Dysonans

44 7 6
                                    

***Krystian***


Miałeś kiedyś tak, że kochałeś kogoś, chociaż nie wiedziałeś, czy w ogóle powinieneś? Nie? Nie szkodzi, ja teraz tak mam. Z Julią. Wiem, co mi zrobiła. Potraktowała jak szmatę, którą wyrzuciła w momencie, kiedy uznała, że już jej się nie przyda. Próbowałem odejść. Jakoś się od niej zdystansować, tłukąc sobie do głowy, że powinienem jej za to nienawidzić. I nawet przez pewien czas nienawidziłem.
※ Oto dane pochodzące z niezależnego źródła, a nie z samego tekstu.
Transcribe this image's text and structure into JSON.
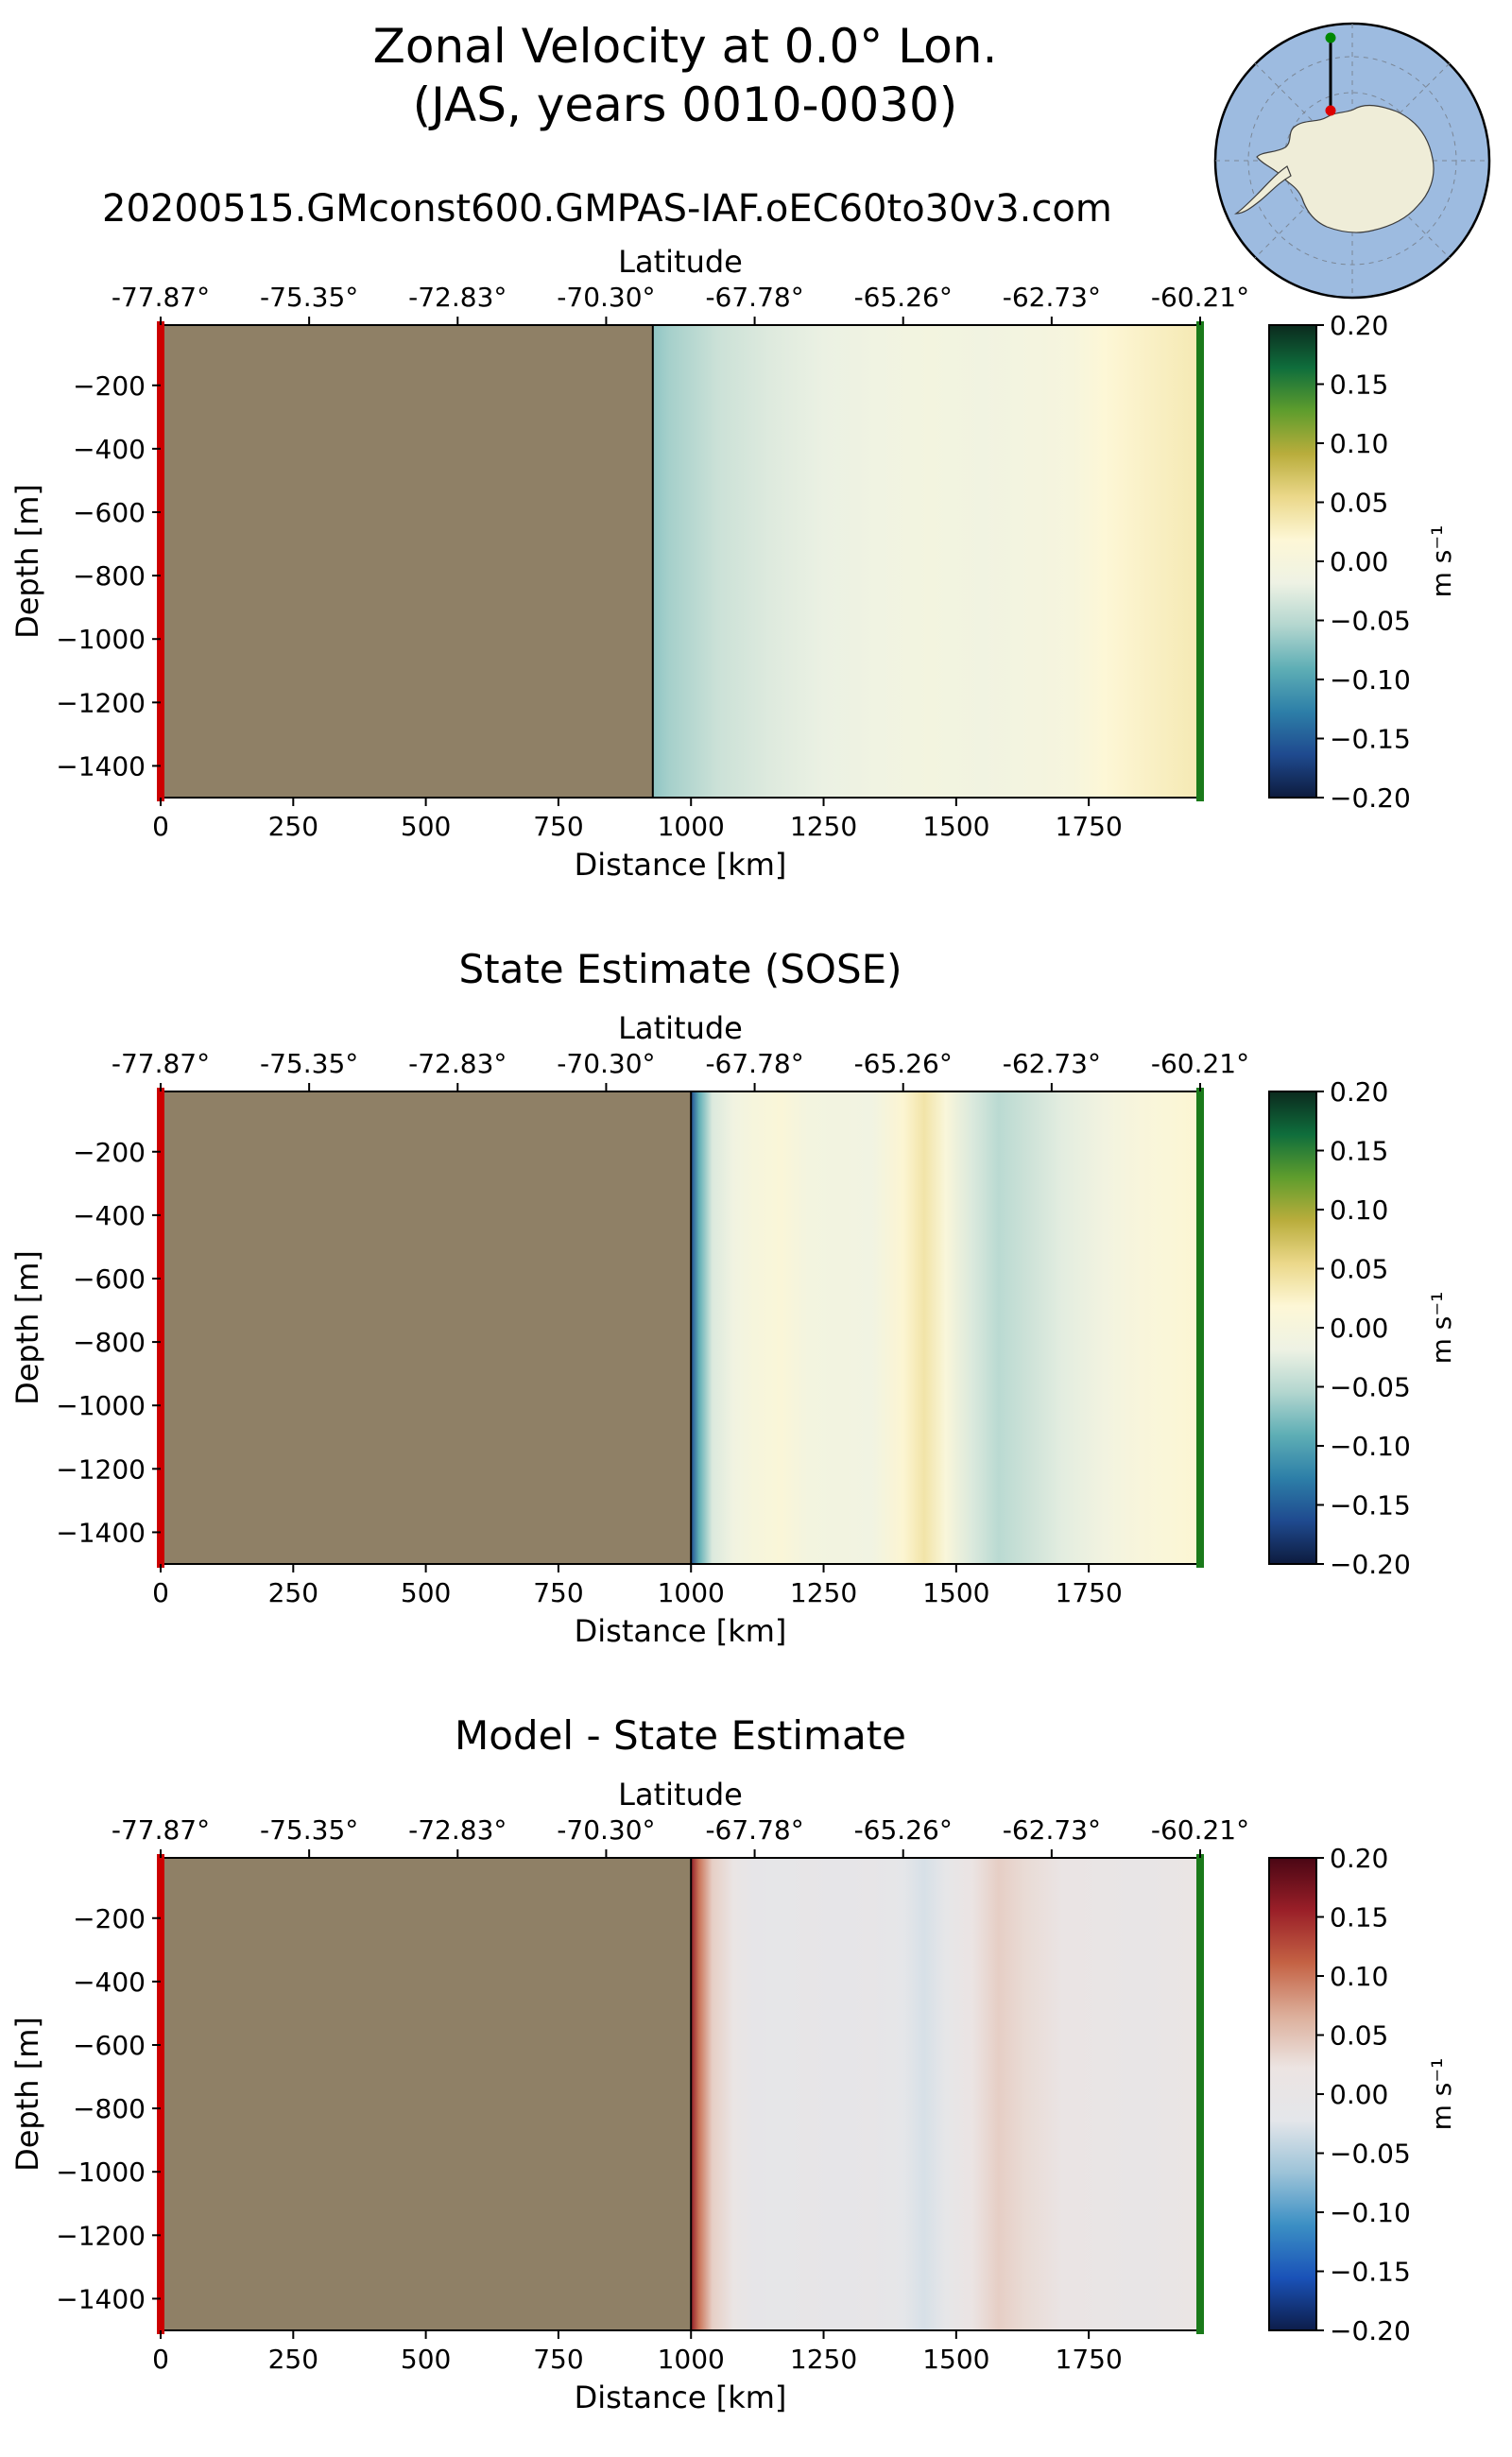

A potem złapała kontuzję kręgosłupa i moje poczucie obowiązku kazało mi do niej zajrzeć i sprawdzić, czy wszystko w porządku. Wystarczyło, by na mnie spojrzała...znowu przepadłem i skończyło się na tym, że kilka godzin później wylądowaliśmy w jej sypialni.


Było...naprawdę pięknie. Dotarło do mnie wtedy, że nie było to tak do końca podyktowane impulsem. Że pragnienie wycałowania całego jej ciała i przesiąknięcia w całości jej zapachem nie przyszło do mnie nagle i znikąd. Ono gdzieś już wcześniej było, ale albo je stłamsiłem w zarodku, albo o nim nie wiedziałem przez ileś lat. Sam nie wiem. 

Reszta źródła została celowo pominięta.